As you can tell, I’m terrible at rolling swiss rolls, no matter which method I use, and I’ve tried many. The rolling pin method is great but somehow I always get scared that the filling would squish out that I end up not tightening enough. However, to my delight no cracks appeared at all, yay! I find that the popular tea towel and icing sugar trick doesn’t really work its foolproof magic for me, in addition to being messy. I forget who, perhaps it was Stella from Bravetart, suggested that cracking had to do with loss of moisture and in turn if you keep the cake moist it shouldn’t crack, and it worked! All I did was place a sheet of baking paper over the cooling cake to prevent sticking, and then drape a tea towel over it.
Taro swiss roll (makes one 33cm roll)
For the chiffon cake:
54g or 3 egg yolks
pinch of salt
45g mild-flavoured vegetable oil
90g flour (I used cake flour)
1/2 tsp baking powder
117g or 3 egg whites
64g caster sugar
For the taro filling:
300g raw peeled taro
80g heavy cream
Preheat the oven to 175°C/347°F. Line a 21.5 x 33cm rectangular pan (or similar capacity).

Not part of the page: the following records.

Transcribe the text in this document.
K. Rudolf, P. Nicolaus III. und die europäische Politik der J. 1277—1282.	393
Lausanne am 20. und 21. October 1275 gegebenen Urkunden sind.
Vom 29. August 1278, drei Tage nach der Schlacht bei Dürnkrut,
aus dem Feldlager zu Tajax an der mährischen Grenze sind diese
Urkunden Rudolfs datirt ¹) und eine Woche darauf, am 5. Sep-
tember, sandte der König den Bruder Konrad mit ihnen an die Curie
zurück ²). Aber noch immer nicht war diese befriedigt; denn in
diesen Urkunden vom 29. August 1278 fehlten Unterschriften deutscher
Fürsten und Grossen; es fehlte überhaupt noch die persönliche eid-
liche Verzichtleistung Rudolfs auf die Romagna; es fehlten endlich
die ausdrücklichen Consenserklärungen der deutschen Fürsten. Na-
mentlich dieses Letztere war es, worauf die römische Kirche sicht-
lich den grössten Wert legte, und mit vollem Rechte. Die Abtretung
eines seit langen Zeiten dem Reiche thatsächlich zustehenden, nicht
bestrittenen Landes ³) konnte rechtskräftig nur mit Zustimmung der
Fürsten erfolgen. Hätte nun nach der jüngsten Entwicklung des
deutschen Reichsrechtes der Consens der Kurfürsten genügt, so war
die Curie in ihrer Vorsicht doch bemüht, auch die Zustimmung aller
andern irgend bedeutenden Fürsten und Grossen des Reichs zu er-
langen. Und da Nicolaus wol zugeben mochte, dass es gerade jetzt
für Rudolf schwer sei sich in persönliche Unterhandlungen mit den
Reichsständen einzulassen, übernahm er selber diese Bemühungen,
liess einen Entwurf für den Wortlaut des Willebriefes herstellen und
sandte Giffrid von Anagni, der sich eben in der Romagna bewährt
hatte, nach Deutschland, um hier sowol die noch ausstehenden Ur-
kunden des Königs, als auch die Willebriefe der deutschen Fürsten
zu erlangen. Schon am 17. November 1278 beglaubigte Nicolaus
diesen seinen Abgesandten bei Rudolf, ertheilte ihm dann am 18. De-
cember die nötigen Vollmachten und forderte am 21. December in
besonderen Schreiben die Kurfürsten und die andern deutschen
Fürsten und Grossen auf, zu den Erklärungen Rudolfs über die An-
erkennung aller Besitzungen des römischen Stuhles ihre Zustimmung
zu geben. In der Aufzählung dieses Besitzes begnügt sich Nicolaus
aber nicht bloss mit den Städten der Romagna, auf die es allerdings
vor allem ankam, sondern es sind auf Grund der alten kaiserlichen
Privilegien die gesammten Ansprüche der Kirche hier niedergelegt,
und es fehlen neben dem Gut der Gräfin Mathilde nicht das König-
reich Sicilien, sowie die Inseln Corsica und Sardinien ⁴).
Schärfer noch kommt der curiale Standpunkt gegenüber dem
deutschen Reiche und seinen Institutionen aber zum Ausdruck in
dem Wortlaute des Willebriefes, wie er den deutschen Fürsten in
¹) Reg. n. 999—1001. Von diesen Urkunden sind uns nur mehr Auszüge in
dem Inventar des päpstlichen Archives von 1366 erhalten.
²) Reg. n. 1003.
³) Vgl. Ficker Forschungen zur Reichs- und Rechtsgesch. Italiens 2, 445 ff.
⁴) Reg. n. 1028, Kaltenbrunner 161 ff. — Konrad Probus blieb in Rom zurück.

For the cake, whisk the yolks with sugar and salt until the sugar has dissolved and the yolks turn a paler colour. Slowly trickle in the oil while whisking to emulsify, then mix in the milk. Sift the flour and baking powder together and add them to the wet mix. Starting slow, whisk the egg whites by themselves until bubbles form, then gradually increase the speed and slowly add in the sugar until the egg whites are glossy, somewhere between soft and stiff peaks. In several additions, fold the egg whites into the flour mixture until no more streaks of white are visible.
Transfer the batter into the prepared pan, smooth out the top and bake for approx. 15 minutes until the middle feels springy to the touch. Leave in the pan for 10 minutes, then move to a wire rack to cool completely, covered by a tea towel.
Thinly slice or dice the peeled taro, and steam for 20-30 minutes until able to be mashed. Pass the steamed taro through a sieve if you prefer a finer texture, and mix with butter. Beat the heavy cream with sugar to soft peaks, and fold into the cooled taro.
Depending on which side of the cake you want to use, you may want to flip it upside down onto another sheet of baking paper. Spread the filling evenly over the top, leaving a 1cm circumference. To roll, I find it easiest to place a rolling pin underneath the start of the long edge of the cake to guide it forward. Do a tight first roll, when you get to the top, pull the paper away from you and the pin towards you to tighten. Keep going till the end and tighten again with the pin touching the work surface. Leave the paper on, and place the whole thing carefully in a sealed bag or cling film. Chill the roll so that it can firm up, at least 2 hours. Slice off the ends, eat them, and proceed with slicing the rest.